Changelog Producer
Streaming write can continuously produce the latest changes for streaming read.
By specifying the changelog-producer
table property when creating the table, users can choose the pattern of changes produced from table files.
changelog-producer
may significantly reduce compaction performance, please do not enable it unless necessary.
None
By default, no extra changelog producer will be applied to the writer of table. Paimon source can only see the merged changes across snapshots, like what keys are removed and what are the new values of some keys.
However, these merged changes cannot form a complete changelog, because we can’t read the old values of the keys directly from them. Merged changes require the consumers to “remember” the values of each key and to rewrite the values without seeing the old ones. Some consumers, however, need the old values to ensure correctness or efficiency.
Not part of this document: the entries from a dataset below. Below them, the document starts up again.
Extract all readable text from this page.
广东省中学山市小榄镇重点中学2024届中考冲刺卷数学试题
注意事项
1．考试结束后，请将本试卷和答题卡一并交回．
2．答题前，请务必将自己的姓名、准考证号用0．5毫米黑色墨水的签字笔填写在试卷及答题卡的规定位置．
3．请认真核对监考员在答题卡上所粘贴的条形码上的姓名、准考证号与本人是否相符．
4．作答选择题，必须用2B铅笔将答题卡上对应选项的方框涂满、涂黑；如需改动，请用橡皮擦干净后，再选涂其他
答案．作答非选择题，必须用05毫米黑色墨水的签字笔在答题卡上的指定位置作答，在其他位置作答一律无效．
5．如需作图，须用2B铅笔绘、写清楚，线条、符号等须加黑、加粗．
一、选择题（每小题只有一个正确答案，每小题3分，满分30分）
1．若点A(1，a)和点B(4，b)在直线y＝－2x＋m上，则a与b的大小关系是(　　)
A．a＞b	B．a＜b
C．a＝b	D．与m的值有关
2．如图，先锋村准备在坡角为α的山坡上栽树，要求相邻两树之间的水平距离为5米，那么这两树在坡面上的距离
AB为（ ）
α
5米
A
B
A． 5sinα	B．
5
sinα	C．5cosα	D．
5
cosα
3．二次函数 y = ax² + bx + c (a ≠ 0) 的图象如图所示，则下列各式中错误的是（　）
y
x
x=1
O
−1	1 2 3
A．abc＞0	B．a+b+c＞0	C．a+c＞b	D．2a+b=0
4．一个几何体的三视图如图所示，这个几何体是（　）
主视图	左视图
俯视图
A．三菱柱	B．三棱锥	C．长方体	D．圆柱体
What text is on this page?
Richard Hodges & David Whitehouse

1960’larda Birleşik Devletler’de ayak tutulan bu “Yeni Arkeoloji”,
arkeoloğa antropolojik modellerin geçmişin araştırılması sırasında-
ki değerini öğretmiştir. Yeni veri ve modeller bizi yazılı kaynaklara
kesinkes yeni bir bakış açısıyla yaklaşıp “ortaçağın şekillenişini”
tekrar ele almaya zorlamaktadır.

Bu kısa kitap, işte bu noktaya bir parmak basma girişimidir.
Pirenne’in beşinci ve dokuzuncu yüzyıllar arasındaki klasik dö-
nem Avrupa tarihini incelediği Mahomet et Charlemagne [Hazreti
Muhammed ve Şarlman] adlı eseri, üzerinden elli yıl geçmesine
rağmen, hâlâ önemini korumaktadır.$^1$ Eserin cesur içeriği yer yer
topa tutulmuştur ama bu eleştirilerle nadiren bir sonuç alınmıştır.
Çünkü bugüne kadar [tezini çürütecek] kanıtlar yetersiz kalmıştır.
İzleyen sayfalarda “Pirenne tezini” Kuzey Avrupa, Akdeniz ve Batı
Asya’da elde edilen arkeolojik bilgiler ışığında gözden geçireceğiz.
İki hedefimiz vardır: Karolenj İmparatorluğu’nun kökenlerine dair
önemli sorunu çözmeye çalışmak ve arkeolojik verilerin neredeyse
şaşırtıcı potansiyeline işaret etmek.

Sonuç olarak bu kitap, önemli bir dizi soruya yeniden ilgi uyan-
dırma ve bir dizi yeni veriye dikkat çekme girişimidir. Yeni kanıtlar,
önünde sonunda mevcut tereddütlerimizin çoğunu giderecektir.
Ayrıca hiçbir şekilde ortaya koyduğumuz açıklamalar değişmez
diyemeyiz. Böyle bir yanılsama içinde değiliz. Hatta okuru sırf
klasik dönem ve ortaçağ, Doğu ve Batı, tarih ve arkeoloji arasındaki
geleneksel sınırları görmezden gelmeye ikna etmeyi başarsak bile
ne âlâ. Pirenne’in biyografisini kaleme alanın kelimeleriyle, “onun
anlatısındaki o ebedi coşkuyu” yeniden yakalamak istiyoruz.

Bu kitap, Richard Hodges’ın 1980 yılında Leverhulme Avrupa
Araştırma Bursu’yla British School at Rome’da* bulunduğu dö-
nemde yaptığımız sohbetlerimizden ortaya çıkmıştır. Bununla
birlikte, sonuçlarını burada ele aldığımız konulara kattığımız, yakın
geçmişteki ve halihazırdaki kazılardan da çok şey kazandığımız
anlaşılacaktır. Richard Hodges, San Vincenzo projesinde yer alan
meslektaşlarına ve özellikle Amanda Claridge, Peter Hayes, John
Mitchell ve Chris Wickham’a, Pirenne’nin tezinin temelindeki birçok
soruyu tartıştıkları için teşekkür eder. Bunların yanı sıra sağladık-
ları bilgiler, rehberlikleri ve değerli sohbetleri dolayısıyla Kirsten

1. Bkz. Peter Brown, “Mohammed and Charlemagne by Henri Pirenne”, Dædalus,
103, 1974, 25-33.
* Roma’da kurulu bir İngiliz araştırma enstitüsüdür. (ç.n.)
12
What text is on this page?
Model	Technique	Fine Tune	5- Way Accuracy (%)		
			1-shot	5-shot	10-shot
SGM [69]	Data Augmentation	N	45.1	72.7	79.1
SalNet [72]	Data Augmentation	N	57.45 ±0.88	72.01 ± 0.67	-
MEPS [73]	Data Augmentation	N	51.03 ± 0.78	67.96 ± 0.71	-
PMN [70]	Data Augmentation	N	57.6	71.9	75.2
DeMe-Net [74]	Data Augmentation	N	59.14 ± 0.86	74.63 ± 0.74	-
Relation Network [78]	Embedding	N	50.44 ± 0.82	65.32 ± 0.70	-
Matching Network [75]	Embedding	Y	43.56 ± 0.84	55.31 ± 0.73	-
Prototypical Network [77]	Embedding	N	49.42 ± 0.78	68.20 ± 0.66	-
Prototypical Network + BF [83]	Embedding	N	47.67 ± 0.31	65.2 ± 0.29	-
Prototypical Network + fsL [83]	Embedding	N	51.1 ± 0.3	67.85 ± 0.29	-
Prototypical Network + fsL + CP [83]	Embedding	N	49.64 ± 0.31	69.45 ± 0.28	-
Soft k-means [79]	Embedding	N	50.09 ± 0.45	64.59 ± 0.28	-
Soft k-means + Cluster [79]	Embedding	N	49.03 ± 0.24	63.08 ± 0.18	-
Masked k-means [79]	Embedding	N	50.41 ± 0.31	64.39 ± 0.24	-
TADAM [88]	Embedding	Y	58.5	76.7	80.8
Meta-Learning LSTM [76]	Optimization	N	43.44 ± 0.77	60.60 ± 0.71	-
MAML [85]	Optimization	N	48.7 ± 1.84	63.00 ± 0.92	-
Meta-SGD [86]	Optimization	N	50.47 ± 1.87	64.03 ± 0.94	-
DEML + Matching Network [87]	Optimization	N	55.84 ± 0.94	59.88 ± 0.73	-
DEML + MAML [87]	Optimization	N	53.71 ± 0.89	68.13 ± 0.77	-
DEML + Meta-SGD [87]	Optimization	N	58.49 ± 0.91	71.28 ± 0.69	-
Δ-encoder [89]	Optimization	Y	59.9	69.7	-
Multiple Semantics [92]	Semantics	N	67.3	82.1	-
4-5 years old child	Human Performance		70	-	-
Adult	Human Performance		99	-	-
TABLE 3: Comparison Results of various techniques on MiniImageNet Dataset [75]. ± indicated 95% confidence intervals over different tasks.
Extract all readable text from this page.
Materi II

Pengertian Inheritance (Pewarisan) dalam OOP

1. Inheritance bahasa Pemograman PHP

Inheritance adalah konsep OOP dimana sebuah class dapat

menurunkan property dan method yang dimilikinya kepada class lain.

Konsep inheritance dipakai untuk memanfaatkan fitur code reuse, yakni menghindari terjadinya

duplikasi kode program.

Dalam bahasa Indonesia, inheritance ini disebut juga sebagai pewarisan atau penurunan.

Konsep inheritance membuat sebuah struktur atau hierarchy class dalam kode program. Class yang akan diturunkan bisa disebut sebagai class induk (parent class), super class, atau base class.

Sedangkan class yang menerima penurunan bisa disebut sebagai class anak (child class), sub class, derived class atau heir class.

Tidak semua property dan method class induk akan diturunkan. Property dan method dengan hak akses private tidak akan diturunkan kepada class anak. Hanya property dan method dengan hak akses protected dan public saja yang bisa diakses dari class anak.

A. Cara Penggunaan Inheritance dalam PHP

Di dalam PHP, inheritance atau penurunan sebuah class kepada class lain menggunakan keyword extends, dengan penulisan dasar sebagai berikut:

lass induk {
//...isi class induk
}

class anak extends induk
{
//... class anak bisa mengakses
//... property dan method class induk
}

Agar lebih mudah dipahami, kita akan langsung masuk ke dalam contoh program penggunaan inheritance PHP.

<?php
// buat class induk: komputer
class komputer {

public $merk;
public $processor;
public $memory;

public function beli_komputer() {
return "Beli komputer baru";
Consider a consumer which calculates the sum on some grouping keys (might not be equal to the primary keys). If the consumer only sees a new value 5
, it cannot determine what values should be added to the summing result. For example, if the old value is 4
, it should add 1
to the result. But if the old value is 6
, it should in turn subtract 1
from the result. Old values are important for these types of consumers.
To conclude, none
changelog producers are best suited for consumers such as a database system. Flink also has a built-in “normalize” operator which persists the values of each key in states. As one can easily tell, this operator will be very costly and should be avoided. (You can force removing “normalize” operator via 'scan.remove-normalize'
.)
Input
By specifying 'changelog-producer' = 'input'
, Paimon writers rely on their inputs as a source of complete changelog. All input records will be saved in separated changelog files and will be given to the consumers by Paimon sources.
input
changelog producer can be used when Paimon writers’ inputs are complete changelog, such as from a database CDC, or generated by Flink stateful computation.
Lookup
If your input can’t produce a complete changelog but you still want to get rid of the costly normalized operator, you may consider using the 'lookup'
changelog producer.
By specifying 'changelog-producer' = 'lookup'
, Paimon will generate changelog through 'lookup'
before committing the data writing.
Lookup will cache data on the memory and local disk, you can use the following options to tune performance:
Option | Default | Type | Description |
---|---|---|---|
lookup.cache-file-retention | 1 h | Duration | The cached files retention time for lookup. After the file expires, if there is a need for access, it will be re-read from the DFS to build an index on the local disk. |
lookup.cache-max-disk-size | unlimited | MemorySize | Max disk size for lookup cache, you can use this option to limit the use of local disks. |
lookup.cache-max-memory-size | 256 mb | MemorySize | Max memory size for lookup cache. |
Lookup changelog-producer supports changelog-producer.row-deduplicate
to avoid generating -U, +U changelog for the same record.
(Note: Please increase 'execution.checkpointing.max-concurrent-checkpoints'
Flink configuration, this is very important for performance).
Full Compaction
If you think the resource consumption of ‘lookup’ is too large, you can consider using ‘full-compaction’ changelog producer, which can decouple data writing and changelog generation, and is more suitable for scenarios with high latency (For example, 10 minutes).
By specifying 'changelog-producer' = 'full-compaction'
, Paimon will compare the results between full compactions and produce the differences as changelog. The latency of changelog is affected by the frequency of full compactions.
By specifying full-compaction.delta-commits
table property, full compaction will be constantly triggered after delta commits (checkpoints). This is set to 1 by default, so each checkpoint will have a full compression and generate a change log.
Full compaction changelog producer can produce complete changelog for any type of source. However it is not as efficient as the input changelog producer and the latency to produce changelog might be high.
Full-compaction changelog-producer supports changelog-producer.row-deduplicate
to avoid generating -U, +U changelog for the same record.
(Note: Please increase 'execution.checkpointing.max-concurrent-checkpoints'
Flink configuration, this is very important for performance).